Acupuncture is a form of Chinese medicine. Acupuncture works by inserting very thin needles into some of about 670 standard acupressure points. These points start at the crown of the head and go all the way down to the big toe. These points are located along what acupuncturists call a ‘meridian’. Meridians are the “maps” of human energy (or chi – life force) flow that correspond to certain internal organs. By inserting needles into acupressure points, acupuncture says chi flow can be regulated.
Some experiments show that acupuncture works. A recent study performed on rats demonstrated that when rat had acupuncture provided to the belly it’s cortisol levels (cortisol is a stress hormone) dropped.

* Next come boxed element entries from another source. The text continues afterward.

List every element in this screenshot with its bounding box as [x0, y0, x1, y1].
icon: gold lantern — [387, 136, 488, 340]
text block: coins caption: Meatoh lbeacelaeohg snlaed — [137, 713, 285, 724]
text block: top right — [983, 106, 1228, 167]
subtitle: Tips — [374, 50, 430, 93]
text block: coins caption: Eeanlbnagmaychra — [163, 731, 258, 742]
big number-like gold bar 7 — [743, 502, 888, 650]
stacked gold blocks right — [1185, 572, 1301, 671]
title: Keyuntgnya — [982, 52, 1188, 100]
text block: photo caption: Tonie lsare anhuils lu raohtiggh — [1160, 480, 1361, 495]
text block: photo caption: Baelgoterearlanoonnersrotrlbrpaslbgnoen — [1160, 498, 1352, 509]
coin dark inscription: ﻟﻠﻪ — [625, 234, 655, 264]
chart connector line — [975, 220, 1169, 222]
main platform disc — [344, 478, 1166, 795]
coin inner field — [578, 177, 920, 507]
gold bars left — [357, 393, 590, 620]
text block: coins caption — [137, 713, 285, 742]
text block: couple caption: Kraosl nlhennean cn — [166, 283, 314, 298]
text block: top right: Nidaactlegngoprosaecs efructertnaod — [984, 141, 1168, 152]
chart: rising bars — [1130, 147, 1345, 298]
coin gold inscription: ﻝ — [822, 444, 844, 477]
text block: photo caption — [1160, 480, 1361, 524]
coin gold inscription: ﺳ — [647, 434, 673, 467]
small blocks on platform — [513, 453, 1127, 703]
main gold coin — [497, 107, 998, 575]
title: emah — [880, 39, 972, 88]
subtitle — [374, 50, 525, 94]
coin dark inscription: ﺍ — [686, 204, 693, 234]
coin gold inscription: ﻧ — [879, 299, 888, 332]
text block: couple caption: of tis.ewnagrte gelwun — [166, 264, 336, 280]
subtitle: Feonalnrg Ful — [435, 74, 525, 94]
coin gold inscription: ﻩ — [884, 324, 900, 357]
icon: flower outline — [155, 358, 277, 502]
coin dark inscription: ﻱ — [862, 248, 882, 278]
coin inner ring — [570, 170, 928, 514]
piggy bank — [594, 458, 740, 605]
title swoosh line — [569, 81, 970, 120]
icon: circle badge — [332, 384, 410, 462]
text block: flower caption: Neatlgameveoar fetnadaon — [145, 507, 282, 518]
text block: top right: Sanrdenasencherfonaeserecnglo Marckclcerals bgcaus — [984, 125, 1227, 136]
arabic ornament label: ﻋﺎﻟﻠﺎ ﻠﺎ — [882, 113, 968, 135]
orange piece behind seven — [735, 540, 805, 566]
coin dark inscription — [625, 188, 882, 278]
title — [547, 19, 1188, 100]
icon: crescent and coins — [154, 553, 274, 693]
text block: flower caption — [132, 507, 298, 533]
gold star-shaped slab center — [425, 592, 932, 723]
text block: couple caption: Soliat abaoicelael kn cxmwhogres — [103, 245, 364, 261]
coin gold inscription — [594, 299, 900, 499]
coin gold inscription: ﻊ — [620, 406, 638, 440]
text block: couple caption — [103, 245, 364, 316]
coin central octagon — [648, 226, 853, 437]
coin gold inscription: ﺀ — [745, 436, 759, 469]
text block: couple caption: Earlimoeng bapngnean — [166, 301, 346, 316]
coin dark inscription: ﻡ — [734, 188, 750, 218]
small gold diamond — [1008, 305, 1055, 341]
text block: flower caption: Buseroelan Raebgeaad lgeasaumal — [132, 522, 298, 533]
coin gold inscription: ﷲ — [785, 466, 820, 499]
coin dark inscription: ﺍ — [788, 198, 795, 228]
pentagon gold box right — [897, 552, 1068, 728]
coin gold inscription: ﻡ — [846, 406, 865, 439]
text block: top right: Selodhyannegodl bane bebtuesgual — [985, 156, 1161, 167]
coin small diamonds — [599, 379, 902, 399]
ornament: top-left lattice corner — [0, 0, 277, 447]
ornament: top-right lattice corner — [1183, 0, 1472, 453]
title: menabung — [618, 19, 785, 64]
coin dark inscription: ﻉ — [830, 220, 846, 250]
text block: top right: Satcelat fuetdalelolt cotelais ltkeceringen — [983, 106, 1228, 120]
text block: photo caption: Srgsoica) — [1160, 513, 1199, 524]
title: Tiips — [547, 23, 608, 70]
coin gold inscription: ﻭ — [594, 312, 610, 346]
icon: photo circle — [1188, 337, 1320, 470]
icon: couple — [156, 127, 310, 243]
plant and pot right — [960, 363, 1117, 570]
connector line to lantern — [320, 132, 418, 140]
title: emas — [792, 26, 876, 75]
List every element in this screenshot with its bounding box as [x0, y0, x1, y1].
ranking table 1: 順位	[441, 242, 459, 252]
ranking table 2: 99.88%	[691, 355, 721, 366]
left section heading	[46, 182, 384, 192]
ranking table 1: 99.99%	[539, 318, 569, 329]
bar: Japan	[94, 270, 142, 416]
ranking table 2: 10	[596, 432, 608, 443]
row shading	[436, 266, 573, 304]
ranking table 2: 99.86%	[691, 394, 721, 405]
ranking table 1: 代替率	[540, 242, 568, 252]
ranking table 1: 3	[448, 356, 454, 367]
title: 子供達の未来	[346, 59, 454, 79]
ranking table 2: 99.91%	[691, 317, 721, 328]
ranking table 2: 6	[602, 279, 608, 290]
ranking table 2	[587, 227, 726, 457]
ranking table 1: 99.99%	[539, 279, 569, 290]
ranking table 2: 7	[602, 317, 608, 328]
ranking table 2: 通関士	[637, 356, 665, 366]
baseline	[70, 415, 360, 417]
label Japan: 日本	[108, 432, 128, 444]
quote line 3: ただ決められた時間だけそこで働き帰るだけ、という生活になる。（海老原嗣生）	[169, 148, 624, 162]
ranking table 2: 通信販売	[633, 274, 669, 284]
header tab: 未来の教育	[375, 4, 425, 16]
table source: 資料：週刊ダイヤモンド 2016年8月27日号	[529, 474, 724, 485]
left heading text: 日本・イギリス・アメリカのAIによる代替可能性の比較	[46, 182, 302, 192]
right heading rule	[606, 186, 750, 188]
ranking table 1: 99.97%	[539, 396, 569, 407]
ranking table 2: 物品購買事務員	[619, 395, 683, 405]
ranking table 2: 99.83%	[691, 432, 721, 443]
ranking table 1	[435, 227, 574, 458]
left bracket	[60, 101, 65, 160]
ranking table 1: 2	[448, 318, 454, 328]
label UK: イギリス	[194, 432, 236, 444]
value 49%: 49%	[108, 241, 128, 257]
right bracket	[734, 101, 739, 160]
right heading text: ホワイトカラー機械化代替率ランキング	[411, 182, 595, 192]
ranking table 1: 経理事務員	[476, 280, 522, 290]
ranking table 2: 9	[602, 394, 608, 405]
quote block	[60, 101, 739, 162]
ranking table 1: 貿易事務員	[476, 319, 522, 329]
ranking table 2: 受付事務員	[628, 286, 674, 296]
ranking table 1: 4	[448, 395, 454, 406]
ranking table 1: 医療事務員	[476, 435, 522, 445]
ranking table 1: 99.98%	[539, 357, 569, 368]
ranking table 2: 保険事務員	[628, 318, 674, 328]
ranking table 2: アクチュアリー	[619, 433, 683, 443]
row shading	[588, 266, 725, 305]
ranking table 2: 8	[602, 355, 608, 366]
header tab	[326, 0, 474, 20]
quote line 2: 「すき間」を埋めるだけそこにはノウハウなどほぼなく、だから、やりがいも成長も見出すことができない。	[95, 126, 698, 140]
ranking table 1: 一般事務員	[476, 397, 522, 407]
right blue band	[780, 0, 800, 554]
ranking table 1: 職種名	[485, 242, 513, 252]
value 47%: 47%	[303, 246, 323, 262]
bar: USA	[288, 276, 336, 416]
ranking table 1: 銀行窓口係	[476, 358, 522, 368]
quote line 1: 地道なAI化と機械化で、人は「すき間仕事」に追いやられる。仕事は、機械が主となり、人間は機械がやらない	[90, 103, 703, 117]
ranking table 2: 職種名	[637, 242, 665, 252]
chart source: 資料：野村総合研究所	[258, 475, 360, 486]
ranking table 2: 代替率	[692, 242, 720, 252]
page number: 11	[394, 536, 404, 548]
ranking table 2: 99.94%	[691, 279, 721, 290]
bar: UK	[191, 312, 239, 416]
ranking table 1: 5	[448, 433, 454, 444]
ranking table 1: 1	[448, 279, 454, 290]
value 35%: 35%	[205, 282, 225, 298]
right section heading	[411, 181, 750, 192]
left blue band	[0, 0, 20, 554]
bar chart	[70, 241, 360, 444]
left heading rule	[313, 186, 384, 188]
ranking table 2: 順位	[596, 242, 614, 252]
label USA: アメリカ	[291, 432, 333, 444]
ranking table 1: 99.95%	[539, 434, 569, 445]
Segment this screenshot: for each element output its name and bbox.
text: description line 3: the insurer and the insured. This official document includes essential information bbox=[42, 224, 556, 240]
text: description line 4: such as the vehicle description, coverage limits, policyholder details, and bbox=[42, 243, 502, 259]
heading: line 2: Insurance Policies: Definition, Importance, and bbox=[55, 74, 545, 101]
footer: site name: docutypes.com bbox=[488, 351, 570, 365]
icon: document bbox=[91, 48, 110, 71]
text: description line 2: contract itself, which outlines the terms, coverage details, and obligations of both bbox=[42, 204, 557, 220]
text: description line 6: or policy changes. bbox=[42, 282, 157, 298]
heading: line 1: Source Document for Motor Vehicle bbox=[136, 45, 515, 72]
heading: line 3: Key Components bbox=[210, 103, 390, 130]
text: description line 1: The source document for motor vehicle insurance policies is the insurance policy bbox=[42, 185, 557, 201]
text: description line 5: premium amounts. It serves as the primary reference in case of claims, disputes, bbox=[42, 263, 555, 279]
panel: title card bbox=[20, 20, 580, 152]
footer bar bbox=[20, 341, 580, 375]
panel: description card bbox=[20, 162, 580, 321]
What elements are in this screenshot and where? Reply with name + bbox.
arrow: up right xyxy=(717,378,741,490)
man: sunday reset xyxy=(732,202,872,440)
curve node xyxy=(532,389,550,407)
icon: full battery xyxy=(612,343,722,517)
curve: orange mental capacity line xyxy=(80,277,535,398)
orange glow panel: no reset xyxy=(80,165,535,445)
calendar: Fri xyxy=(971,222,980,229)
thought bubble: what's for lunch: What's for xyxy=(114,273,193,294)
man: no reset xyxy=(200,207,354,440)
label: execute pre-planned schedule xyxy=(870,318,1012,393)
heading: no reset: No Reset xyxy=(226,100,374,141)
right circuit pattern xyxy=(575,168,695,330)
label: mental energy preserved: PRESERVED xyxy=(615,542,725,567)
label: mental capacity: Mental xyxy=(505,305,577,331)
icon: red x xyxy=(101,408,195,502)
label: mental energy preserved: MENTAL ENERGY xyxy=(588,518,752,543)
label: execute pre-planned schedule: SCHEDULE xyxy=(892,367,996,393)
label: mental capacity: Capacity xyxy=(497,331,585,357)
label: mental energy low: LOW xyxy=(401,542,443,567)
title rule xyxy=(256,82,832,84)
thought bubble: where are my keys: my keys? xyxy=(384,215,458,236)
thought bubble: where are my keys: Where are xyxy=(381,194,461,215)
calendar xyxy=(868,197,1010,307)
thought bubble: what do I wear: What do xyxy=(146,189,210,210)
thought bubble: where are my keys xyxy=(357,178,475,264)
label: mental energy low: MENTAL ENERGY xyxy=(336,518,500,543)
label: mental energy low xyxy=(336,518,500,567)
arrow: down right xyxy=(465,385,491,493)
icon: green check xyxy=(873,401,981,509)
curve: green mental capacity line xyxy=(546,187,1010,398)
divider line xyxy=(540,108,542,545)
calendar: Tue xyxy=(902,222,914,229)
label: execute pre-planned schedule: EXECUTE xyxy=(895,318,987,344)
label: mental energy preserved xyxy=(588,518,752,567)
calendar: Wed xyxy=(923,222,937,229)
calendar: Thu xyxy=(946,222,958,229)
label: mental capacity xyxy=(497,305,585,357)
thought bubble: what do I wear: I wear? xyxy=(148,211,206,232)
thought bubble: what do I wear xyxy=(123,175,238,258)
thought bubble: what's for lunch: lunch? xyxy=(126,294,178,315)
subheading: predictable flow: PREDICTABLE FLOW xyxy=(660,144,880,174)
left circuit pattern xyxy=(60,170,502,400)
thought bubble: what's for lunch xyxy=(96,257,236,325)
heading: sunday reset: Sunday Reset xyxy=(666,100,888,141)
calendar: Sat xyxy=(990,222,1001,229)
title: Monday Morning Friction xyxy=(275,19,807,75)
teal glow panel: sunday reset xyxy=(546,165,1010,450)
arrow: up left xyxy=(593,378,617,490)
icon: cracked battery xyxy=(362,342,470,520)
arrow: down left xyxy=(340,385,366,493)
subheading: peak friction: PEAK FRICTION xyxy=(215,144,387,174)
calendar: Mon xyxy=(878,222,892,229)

The experiment was performed on rats that were exposed to temporary intense cold. When rats are exposed to cold, it creates the same response that humans have to stress. Cortisol levels rise, mimicking a human under mental or emotional stress. When those rats had acupuncture applied to their stomachs (where acupuncture says stress is kept) the cortisol levels plummeted. When applied to false pressure points or not at all, the rats did not experience a lessening of cortisol levels.
The Case for Acupuncture
This is a key argument in favor of acupuncture. If only the properly applied procedure has proven effective on rats, there could be a chance that what science has considered the ‘myth of acupressure points’ may no longer be a myth.
Links between rats and humans aren’t very strong, but researchers conducting the study are eager to begin new trials on human subjects.
Cortisol is linked to weight gain, slower metabolism, insomnia, chronic depression, hypoglycaemia, and illness. So lowering your levels can be tremendously beneficial.